Weeks has found that while many individuals emerge from retirement out of necessity, the common denominator in starting something new – be it finding employment, building a business, or making money from your hobbies – is passion. And age is a bonus when it comes to success.

“[Retirees] have experience, wisdom and training. They’re fortunate to know what they like and they’re very good at adapting to change,” says Weeks. “In the past, they might have had a lot more pressure; they would have had to endeavour to keep the food on the table, their children educated and the rent or mortgage paid as well as had pressure from work, whereas now, they’re in charge of their own destinies.

“I know one couple that has launched an outback helpers scheme, so if you’re a grey nomad you can contact them and get work experience – or even paid work in the outback. Another man I know started a 'Locum Business Service' with his wife, which means he looks after other people’s businesses while they were away – opening mail, checking on staff, help with the banking – anything and everything. They became so busy that he actually had to turn down work after a while. His age – as well as his experience, trustworthiness and dedication – definitely worked in his favour.”

According to a projection by the Australian Bureau of Statistics, the number of people in Australia aged 65 and over is expected to more than double, from 3.2 million in 2012 to 6.8 million by 2040. So the boom of successful senior entrepreneurs is only going to get bigger. It’s already an extremely influential demographic; one of the most liberated, independent and innovative generations ever seen. According to an Australian study, baby boomers hold more than 40% of the nation’s wealth – and delayed retirement means they have a higher earning capacity – and more disposable income. It’s truly a time of both personal and financial freedom.
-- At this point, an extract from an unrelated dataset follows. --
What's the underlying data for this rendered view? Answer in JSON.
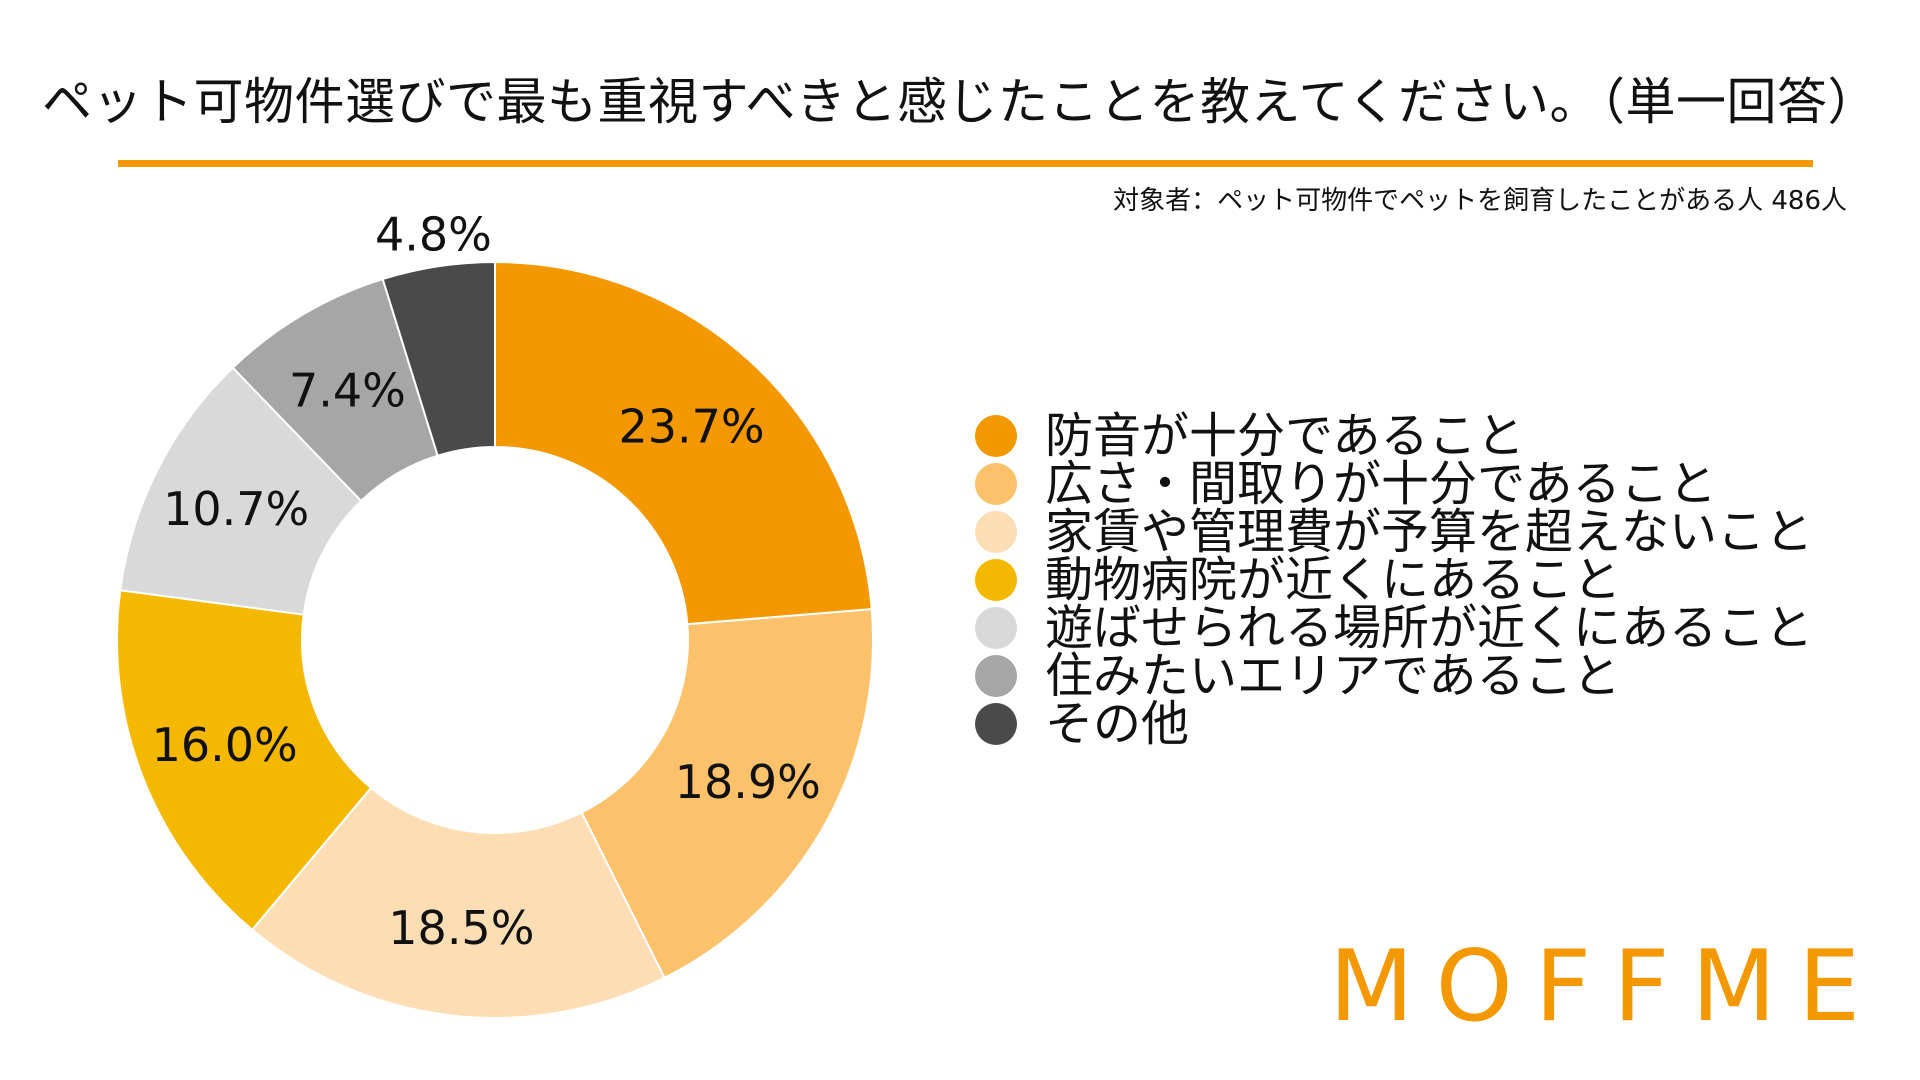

So what should you do if you’re thinking of joining the ever-growing ranks of successful seniorpreneurs? Weeks has some useful advice. “Establish an ‘ideas bank’ and write down all the possibilities. Work out what your passions are and your skills and see how you can marry them. Decide whether you just want a hobby or a business. Of course there are implications that go with that, so you should talk to your financial planner too,” she says. “Do your research and speak to as many people as possible. Get your advice from a number of different sources, cultivate your networks so you’re not limited to one group and surround yourself with people who encourage you.”

You can also take advantage of the various Business Enterprise Centres (becaustralia.org.au) around the country, where you can go for guidance and mentoring, to help your fledgling business reach its full potential. The aim, says Weeks, is to be able to start a business that can be profitable, without risking your retirement income.

When you think about it, it’s truly a win-win situation – making money doing something you love. There’s a reason so many over-50s are not only more successful, but happier than ever. They’re living the dream – and embracing the spirit of the famous Confucius quote that says, ‘Choose a job you love, and you’ll never have to work a day in your life.’